Хотела крикнуть: «Максим! Я здесь!». Но пока колебалась, жена окликнула его из глубины квартиры. Он выбросил сигарету в форточку и исчез.
Марфа сидела напряженная и глядела на желтое окно.
«Гадина. Из-за неё он не может быть со мной».
Впервые в ней шевельнулась ненависть.
Ночами фантазии наслаивались друг на друга. Чудилось лето, пляж, она, похудевшая и с отросшими волосами, гуляет с весёлой компанией.
А неподалеку расположились доктор с женой. Она очень подурнела, вместо обесцвеченных прядей на её голове красуется белая пакля. Доктор любуется Марфой, а жена злится. Он смотрит на девушку, понимая, что давно влюблен в неё. Но за Марфой ухаживает юный красавец, к которому доктор смертельно ревнует…
Навязчивые полусны, круговерть образов и новых сюжетов, в которых главными героями были она и Максим, подобно кошмарам, забирали силы днём и по ночам. Из их откормленных телес впору было вылепить роман. Марфа написала несколько стихотворений…
Был сыростью пропахший мглистый вечер.
Я вышла от тебя полуживая.
Не глядя ни на первых, ни на встречных,
ужаленная в сердце, умирала.
Струился вечер горький и обманный.
глумливым шорохам я запретила говорить.
И страшно стало так беспрекословно,
забыто и убийственно любить.
Потухший лист смеялся, не скрывая,
и невзначай в плывущих мимо зеркалах
я только краем глаза увидала
лицо с застывшею гримасой на губах[10].
Всё чаще звуки смеха и рыданий из ночных становились дневными, и она уже путала события. И чем чётче она слышала посторонние внешние звуки, тем бесшумнее становилась сама. И основательнее уходила в свой мир.

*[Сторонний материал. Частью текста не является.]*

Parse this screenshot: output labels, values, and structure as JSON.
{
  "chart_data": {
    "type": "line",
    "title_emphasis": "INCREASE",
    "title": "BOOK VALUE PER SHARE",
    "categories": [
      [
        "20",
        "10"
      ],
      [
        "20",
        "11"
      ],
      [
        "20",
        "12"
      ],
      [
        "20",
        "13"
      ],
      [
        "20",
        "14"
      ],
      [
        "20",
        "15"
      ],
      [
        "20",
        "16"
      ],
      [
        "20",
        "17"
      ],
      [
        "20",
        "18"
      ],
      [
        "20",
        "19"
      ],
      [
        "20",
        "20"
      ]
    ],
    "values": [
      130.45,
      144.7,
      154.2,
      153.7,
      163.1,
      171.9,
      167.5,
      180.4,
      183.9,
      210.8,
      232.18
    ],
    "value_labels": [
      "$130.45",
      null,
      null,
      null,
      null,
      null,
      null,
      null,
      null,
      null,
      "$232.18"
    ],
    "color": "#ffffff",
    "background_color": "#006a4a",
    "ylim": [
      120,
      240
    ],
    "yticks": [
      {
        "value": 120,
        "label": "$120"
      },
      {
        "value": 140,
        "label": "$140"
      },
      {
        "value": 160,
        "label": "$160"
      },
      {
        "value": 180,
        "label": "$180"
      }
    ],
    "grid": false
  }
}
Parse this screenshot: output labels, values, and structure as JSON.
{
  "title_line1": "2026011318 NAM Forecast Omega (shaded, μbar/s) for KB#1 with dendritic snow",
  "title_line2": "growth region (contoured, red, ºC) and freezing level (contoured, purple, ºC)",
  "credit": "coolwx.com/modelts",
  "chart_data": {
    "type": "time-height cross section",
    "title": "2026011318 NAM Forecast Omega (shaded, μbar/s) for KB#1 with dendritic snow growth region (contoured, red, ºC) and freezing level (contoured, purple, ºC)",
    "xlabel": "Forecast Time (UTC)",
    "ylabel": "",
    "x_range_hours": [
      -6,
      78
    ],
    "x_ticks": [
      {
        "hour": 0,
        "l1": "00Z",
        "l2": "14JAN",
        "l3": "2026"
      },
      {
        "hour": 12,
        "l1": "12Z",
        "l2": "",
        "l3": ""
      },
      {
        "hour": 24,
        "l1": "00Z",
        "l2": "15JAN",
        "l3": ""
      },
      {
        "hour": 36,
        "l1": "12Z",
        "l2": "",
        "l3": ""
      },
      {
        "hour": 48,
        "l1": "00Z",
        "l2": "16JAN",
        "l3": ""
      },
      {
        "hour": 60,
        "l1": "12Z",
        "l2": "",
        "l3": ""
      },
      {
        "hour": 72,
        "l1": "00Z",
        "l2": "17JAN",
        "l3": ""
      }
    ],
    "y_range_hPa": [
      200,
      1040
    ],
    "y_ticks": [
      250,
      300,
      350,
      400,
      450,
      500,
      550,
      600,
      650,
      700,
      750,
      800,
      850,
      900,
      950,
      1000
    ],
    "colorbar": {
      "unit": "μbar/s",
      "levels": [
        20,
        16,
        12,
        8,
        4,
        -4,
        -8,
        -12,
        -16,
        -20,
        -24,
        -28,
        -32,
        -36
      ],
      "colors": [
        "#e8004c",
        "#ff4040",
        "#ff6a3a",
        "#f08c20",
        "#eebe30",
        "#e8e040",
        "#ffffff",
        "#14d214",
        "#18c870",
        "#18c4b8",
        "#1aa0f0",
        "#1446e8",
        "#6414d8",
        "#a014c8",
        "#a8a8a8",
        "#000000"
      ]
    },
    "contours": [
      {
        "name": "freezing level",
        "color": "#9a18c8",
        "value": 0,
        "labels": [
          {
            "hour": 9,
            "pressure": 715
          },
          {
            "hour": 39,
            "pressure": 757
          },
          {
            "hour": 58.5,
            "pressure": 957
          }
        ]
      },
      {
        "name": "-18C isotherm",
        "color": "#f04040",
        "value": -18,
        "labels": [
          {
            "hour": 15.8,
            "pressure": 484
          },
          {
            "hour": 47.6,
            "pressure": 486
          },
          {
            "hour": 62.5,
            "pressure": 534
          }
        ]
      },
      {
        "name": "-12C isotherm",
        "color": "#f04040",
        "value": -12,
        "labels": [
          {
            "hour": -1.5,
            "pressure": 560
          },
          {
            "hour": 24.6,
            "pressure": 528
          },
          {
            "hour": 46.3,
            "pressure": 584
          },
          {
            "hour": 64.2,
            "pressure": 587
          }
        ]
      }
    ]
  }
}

Грань между событиями дня и ночными фантазиями стиралась. Они смешивались в голове, подобно молоку, яйцам, сахару и муке, которые знающая своё дело стряпуха умело взбивает и замешивает в крутое тесто, раскатывая потом это крепкой скалкой в тугую колбасу цвета человеческого тела.
В четверг с самого утра зарядил ливень со всеми признаками долгого ненастья: пузырящимися лужами и пустынными улицами. В тот день Мирон, мать которого была весьма предусмотрительной женщиной, всегда знающей погоду грядущего дня, был снаряжён зонтом. Камилла ушла на работу раньше, чем начался ливень, и Мария осталась без зонта, зато с провожатым. Он проводил её домой из школы.
Подростки долго чаевничали на кухне. Мирон бренчал на гитаре, Мария, усевшись на полу, смотрела на него и плела свою косу.
Хитрый Мирон, завел снова свою песню, которая когда-то и разбила сердце маленькой Марии. Он сложил её из стихов другого поэта, и была она про двух сестер. Он запел:
Дети Марии легко живут, к части они рождены благой.[11]
А Детям Марфы достался труд и сердце, которому чужд покой.
И за то, что упреки Марфы грешны были пред Богом, пришедшим к ней.
Детям Марии служить должны Дети ее до скончанья дней.
Это на них во веки веков прокладка дорог в жару и в мороз.
Это на них ход рычагов; это на них вращенье колес.
Это на них всегда и везде погрузка, отправка вещей и душ,
Доставка по суше и по воде Детей Марии в любую глушь.
«Сдвинься», – горе они говорят. «Исчезни», – они говорят реке.
И через скалы пути торят, и скалы покорствуют их руке.
И холмы исчезают с лица земли, осушаются реки за пядью пядь.
Чтоб Дети Марии потом могли в дороге спокойно и сладко спать.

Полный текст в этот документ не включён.